PPC CEO calls for 'infrastructure Codesa'
Ketso Gordhan has called for all parties involved in construction to set up talks to ensure efficiency.
JOHANNESBURG - South Africa needs to find a way forward in dealing with its lack of infrastructure implementation, Pretoria Portland Cement (PPC) CEO Ketso Gordhan said on Monday.
Speaking to Talk Radio 702's Bruce Whitfield on Monday evening, Gordhan discussed his call for an 'infrastructure Codesa'.
The Convention for a Democratic South Africa (Codesa) was a series of negotiations in the early 1990s aimed towards reforms to end the apartheid system of governance.
In those sessions, various parties with broadly different interests and goals attempted to take the first steps towards democracy in the country.
In a similar sense, an infrastructure Codesa would be a system where all parties involved in infrastructure development would come together to find the most efficient means of implementation.
"The ideal structure would be to have the key role players from the construction, financing, design and engineering businesses together with the relevant departments from government, sitting around and identifying what is stopping South Africa from implementing its infrastructure programme."
Gordhan said each party would have a different idea of what is holding infrastructure development back.
He said it was necessary to "put everything on the table" to find a solution.
The CEO also noted that within the industry and government itself, there were various ideological viewpoints.
Gordhan said some viewpoints were contradictory, which would make decision making harder.
"We all agree that we need to build more schools, hospitals, water treatment plants, roads, a whole bunch of things.
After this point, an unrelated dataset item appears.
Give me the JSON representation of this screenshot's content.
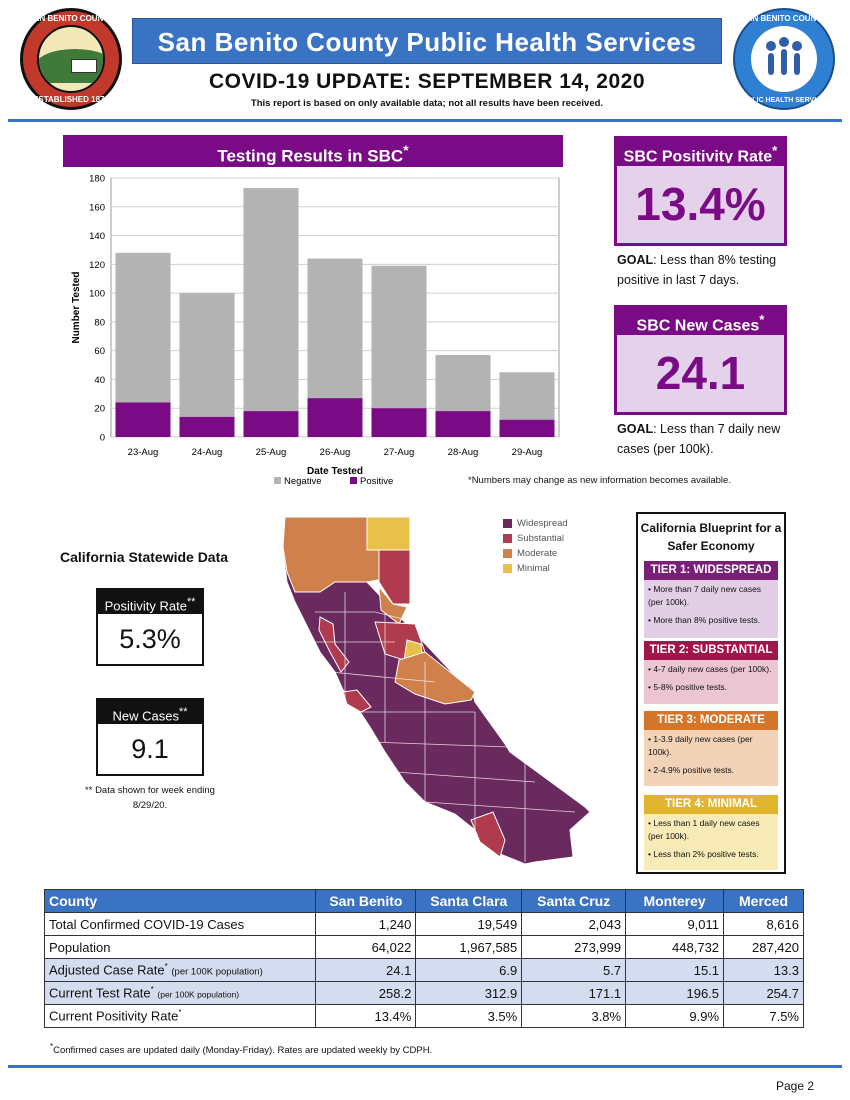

This is an opportunity for the private sector to say, we will offer the best designs and a more open tender process."
This way, government will know it is getting better value for money from the private sector when it invests in construction.
Gordhan also discussed the history of collusion in the construction industry, going further back than the recent case before the Competition Commission of South Africa.
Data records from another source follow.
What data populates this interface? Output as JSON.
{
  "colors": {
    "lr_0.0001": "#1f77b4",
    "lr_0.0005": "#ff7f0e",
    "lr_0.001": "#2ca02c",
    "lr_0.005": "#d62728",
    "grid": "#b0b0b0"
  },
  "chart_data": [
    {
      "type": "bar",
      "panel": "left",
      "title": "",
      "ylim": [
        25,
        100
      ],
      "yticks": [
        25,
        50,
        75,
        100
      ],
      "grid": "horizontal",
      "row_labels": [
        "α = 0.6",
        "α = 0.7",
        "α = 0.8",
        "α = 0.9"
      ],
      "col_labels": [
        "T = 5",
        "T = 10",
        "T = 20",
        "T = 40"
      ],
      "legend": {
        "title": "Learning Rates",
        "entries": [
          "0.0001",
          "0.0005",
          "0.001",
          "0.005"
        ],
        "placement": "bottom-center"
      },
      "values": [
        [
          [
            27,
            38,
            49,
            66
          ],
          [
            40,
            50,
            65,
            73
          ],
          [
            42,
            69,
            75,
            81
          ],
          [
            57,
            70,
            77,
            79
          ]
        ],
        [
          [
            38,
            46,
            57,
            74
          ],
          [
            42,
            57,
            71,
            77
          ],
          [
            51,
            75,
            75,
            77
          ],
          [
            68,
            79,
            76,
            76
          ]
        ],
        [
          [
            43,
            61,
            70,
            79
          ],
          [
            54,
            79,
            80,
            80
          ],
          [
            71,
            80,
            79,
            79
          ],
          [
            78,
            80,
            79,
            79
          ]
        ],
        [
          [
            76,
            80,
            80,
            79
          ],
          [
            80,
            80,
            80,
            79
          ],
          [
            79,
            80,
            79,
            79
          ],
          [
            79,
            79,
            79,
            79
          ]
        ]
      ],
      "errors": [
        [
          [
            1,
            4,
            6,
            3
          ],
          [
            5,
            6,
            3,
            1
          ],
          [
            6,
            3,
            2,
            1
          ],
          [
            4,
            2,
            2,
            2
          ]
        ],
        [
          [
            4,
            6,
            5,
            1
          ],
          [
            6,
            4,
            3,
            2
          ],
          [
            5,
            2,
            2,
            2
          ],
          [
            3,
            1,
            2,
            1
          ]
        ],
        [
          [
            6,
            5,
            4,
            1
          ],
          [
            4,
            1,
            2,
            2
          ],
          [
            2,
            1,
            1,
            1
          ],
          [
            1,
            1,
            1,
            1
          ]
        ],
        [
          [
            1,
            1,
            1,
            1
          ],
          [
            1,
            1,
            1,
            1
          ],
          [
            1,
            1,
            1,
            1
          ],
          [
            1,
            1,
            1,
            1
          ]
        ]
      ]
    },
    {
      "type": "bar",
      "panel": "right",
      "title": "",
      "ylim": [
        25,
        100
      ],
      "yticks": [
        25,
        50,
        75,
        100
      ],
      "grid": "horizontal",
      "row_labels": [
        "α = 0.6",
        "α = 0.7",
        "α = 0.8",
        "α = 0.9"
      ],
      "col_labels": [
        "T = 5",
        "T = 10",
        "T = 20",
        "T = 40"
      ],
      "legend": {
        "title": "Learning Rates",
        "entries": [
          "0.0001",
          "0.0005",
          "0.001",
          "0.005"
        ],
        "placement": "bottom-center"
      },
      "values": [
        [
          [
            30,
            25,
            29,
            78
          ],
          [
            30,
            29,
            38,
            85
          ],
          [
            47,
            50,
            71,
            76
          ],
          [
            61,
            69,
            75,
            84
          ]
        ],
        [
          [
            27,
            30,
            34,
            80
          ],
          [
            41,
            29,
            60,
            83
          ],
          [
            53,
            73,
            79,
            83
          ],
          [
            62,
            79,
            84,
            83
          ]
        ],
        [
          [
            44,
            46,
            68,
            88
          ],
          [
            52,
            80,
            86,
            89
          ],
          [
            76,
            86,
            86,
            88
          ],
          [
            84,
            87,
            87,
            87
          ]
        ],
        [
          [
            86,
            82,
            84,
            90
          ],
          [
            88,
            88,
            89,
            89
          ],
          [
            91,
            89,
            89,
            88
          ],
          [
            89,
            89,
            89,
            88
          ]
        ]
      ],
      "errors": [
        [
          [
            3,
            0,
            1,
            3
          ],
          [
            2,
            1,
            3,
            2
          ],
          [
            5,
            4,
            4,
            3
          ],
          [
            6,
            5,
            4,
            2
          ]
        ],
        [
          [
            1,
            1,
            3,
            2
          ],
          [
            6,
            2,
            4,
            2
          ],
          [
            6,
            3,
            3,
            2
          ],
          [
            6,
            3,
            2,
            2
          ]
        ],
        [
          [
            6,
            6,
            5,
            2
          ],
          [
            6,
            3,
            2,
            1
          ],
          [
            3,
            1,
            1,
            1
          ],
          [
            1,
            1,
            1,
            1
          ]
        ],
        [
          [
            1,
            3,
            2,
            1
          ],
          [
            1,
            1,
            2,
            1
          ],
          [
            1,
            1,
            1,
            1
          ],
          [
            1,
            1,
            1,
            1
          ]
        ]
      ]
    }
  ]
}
Companies were fined a collective total of R1.5 billion for their involvement in price-fixing related to projects such as the 2010 Fifa World Cup projects.
Gordhan said that there was not enough communication when planning the construction of prisons, for example, which lead to the building of "5-star prisons" because construction companies did not object to the government's excessive plans.
An infrastructure Codesa would allow for the necessary communication, negotiation and balancing of plans so that reasonable costs and successful projects are achieved.